This is just a quick one shot. Sorry, if it isn't all that great, it was just something that ran through my head. It's what I imagine Batman was thinking when he held that gun. Based off the song "Hurricane" by 30 Seconds To Mars.
I felt the cold metal of the handle in my palm. He stood right there. A devil among men. He was tied to the chair, blood trickling from his lip. His ashen skin gleamed in the glow of the moonlight. It was so easy. Pull the trigger. He was right there. I could do it. He would never hurt anyone again. He would never take anyone away from their family ever again. I'd be doing the world a favor. No one needed him alive. All he did was torture, murder, kill. All he did was kill. He compromised everything I stood for. He threw everything in my face, murdered innocents because he wanted my attention. It was so easy. Pull the trigger. My son, the son I failed, glared at me. "decide, it's him or me." I couldn't lose him again. I couldn't watch him die again, and yet… and yet I knew. It would be so simple, too simple. I had to decide. I couldn't…I couldn't ignore years and years of labor, working for this one goal. I couldn't do what Jason had done. I couldn't be the judge jury and executioner. No one had that right not even for him. Not even after all the pain he had caused me. Still the gun seemed to pulse beneath my hands. He is a murdering psychopath. A monster. Who knows that better than you? He took Jason away. He's killed countless innocents taking thousands of other sons…and daughters! Mothers and fathers.
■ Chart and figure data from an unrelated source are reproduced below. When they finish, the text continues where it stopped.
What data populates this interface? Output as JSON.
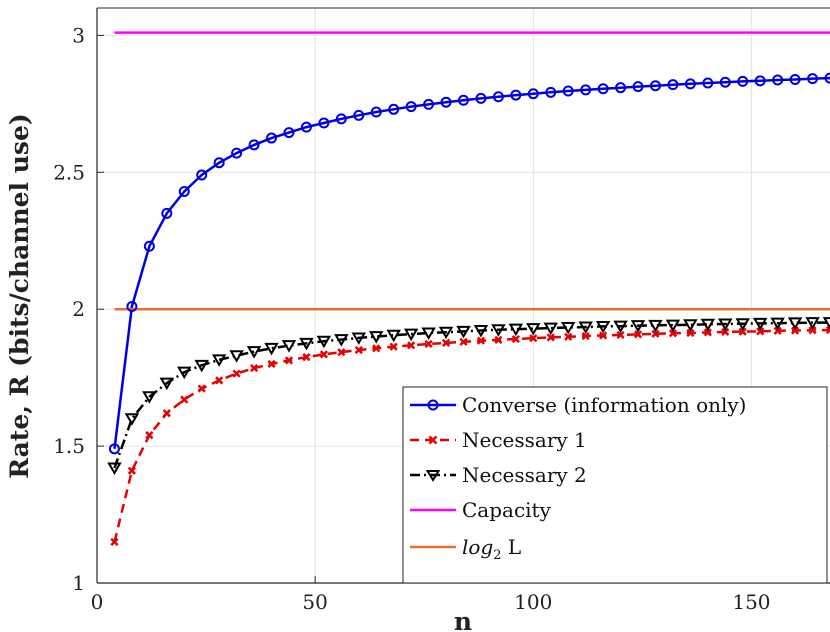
{
  "chart_data": {
    "type": "line",
    "xlabel": "n",
    "ylabel": "Rate, R (bits/channel use)",
    "xlim": [
      0,
      168
    ],
    "ylim": [
      1,
      3.1
    ],
    "xticks": [
      0,
      50,
      100,
      150
    ],
    "yticks": [
      1,
      1.5,
      2,
      2.5,
      3
    ],
    "xtick_labels": [
      "0",
      "50",
      "100",
      "150"
    ],
    "ytick_labels": [
      "1",
      "1.5",
      "2",
      "2.5",
      "3"
    ],
    "grid": true,
    "legend_position": "lower-right",
    "series": [
      {
        "name": "Converse (information only)",
        "color": "#0000e6",
        "line": "solid",
        "marker": "circle",
        "points": [
          [
            4,
            1.49
          ],
          [
            8,
            2.01
          ],
          [
            12,
            2.23
          ],
          [
            16,
            2.35
          ],
          [
            20,
            2.43
          ],
          [
            24,
            2.49
          ],
          [
            28,
            2.535
          ],
          [
            32,
            2.57
          ],
          [
            36,
            2.6
          ],
          [
            40,
            2.625
          ],
          [
            44,
            2.645
          ],
          [
            48,
            2.665
          ],
          [
            52,
            2.68
          ],
          [
            56,
            2.695
          ],
          [
            60,
            2.708
          ],
          [
            64,
            2.72
          ],
          [
            68,
            2.73
          ],
          [
            72,
            2.74
          ],
          [
            76,
            2.748
          ],
          [
            80,
            2.756
          ],
          [
            84,
            2.763
          ],
          [
            88,
            2.77
          ],
          [
            92,
            2.776
          ],
          [
            96,
            2.782
          ],
          [
            100,
            2.787
          ],
          [
            104,
            2.792
          ],
          [
            108,
            2.797
          ],
          [
            112,
            2.801
          ],
          [
            116,
            2.805
          ],
          [
            120,
            2.809
          ],
          [
            124,
            2.813
          ],
          [
            128,
            2.816
          ],
          [
            132,
            2.82
          ],
          [
            136,
            2.823
          ],
          [
            140,
            2.826
          ],
          [
            144,
            2.829
          ],
          [
            148,
            2.832
          ],
          [
            152,
            2.834
          ],
          [
            156,
            2.837
          ],
          [
            160,
            2.839
          ],
          [
            164,
            2.842
          ],
          [
            168,
            2.844
          ]
        ]
      },
      {
        "name": "Necessary 1",
        "color": "#e60000",
        "line": "dashed",
        "marker": "x",
        "points": [
          [
            4,
            1.15
          ],
          [
            8,
            1.41
          ],
          [
            12,
            1.54
          ],
          [
            16,
            1.62
          ],
          [
            20,
            1.67
          ],
          [
            24,
            1.71
          ],
          [
            28,
            1.74
          ],
          [
            32,
            1.765
          ],
          [
            36,
            1.785
          ],
          [
            40,
            1.8
          ],
          [
            44,
            1.813
          ],
          [
            48,
            1.825
          ],
          [
            52,
            1.835
          ],
          [
            56,
            1.843
          ],
          [
            60,
            1.851
          ],
          [
            64,
            1.857
          ],
          [
            68,
            1.863
          ],
          [
            72,
            1.868
          ],
          [
            76,
            1.873
          ],
          [
            80,
            1.877
          ],
          [
            84,
            1.881
          ],
          [
            88,
            1.885
          ],
          [
            92,
            1.888
          ],
          [
            96,
            1.891
          ],
          [
            100,
            1.894
          ],
          [
            104,
            1.897
          ],
          [
            108,
            1.899
          ],
          [
            112,
            1.902
          ],
          [
            116,
            1.904
          ],
          [
            120,
            1.906
          ],
          [
            124,
            1.908
          ],
          [
            128,
            1.91
          ],
          [
            132,
            1.912
          ],
          [
            136,
            1.913
          ],
          [
            140,
            1.915
          ],
          [
            144,
            1.917
          ],
          [
            148,
            1.918
          ],
          [
            152,
            1.919
          ],
          [
            156,
            1.921
          ],
          [
            160,
            1.922
          ],
          [
            164,
            1.923
          ],
          [
            168,
            1.924
          ]
        ]
      },
      {
        "name": "Necessary 2",
        "color": "#000000",
        "line": "dashdot",
        "marker": "triangle-down",
        "points": [
          [
            4,
            1.42
          ],
          [
            8,
            1.6
          ],
          [
            12,
            1.68
          ],
          [
            16,
            1.73
          ],
          [
            20,
            1.77
          ],
          [
            24,
            1.795
          ],
          [
            28,
            1.815
          ],
          [
            32,
            1.83
          ],
          [
            36,
            1.845
          ],
          [
            40,
            1.857
          ],
          [
            44,
            1.867
          ],
          [
            48,
            1.875
          ],
          [
            52,
            1.883
          ],
          [
            56,
            1.889
          ],
          [
            60,
            1.895
          ],
          [
            64,
            1.9
          ],
          [
            68,
            1.905
          ],
          [
            72,
            1.909
          ],
          [
            76,
            1.913
          ],
          [
            80,
            1.916
          ],
          [
            84,
            1.919
          ],
          [
            88,
            1.922
          ],
          [
            92,
            1.925
          ],
          [
            96,
            1.927
          ],
          [
            100,
            1.929
          ],
          [
            104,
            1.931
          ],
          [
            108,
            1.933
          ],
          [
            112,
            1.935
          ],
          [
            116,
            1.937
          ],
          [
            120,
            1.938
          ],
          [
            124,
            1.94
          ],
          [
            128,
            1.941
          ],
          [
            132,
            1.942
          ],
          [
            136,
            1.943
          ],
          [
            140,
            1.945
          ],
          [
            144,
            1.946
          ],
          [
            148,
            1.947
          ],
          [
            152,
            1.948
          ],
          [
            156,
            1.949
          ],
          [
            160,
            1.95
          ],
          [
            164,
            1.951
          ],
          [
            168,
            1.951
          ]
        ]
      },
      {
        "name": "Capacity",
        "color": "#ff00ff",
        "line": "solid",
        "marker": "none",
        "points": [
          [
            4,
            3.01
          ],
          [
            168,
            3.01
          ]
        ]
      },
      {
        "name": "log2 L",
        "color": "#f26a2e",
        "line": "solid",
        "marker": "none",
        "points": [
          [
            4,
            2.0
          ],
          [
            168,
            2.0
          ]
        ]
      }
    ]
  }
}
He has taken them away all for the sick pleasure of being able to do it. Jason's right. Grave yard after graveyard could be filled with his victims. For all he's done, he needs to die. He deserves to die. Pull the trigger. Do it! Pull the trigger. NO! I felt the answer screaming inside of me. NO! That's not my place. I stand for justice, a justice found the right way, not blindly killing those who have hurt me. One more cut, one more twist. It doesn't matter what he does to me. I don't decide his fate. I may be one of his victims but I have the strength to know that I can't do that. Not for anyone and not for him. I'm not a judge, I'm not the one who pulls the switch and I am not God. I'm a vigilante who stands for the people. If I am to stand for them, I need to be strong enough to stand for this one belief. I won't do this. I won't give him the ultimate satisfaction of making me break the one thing I stand for JUST FOR HIM!
I dropped the gun, turned my back and started to walk away. I heard Jason cry out, but I didn't turn around. "DECIDE!" I have.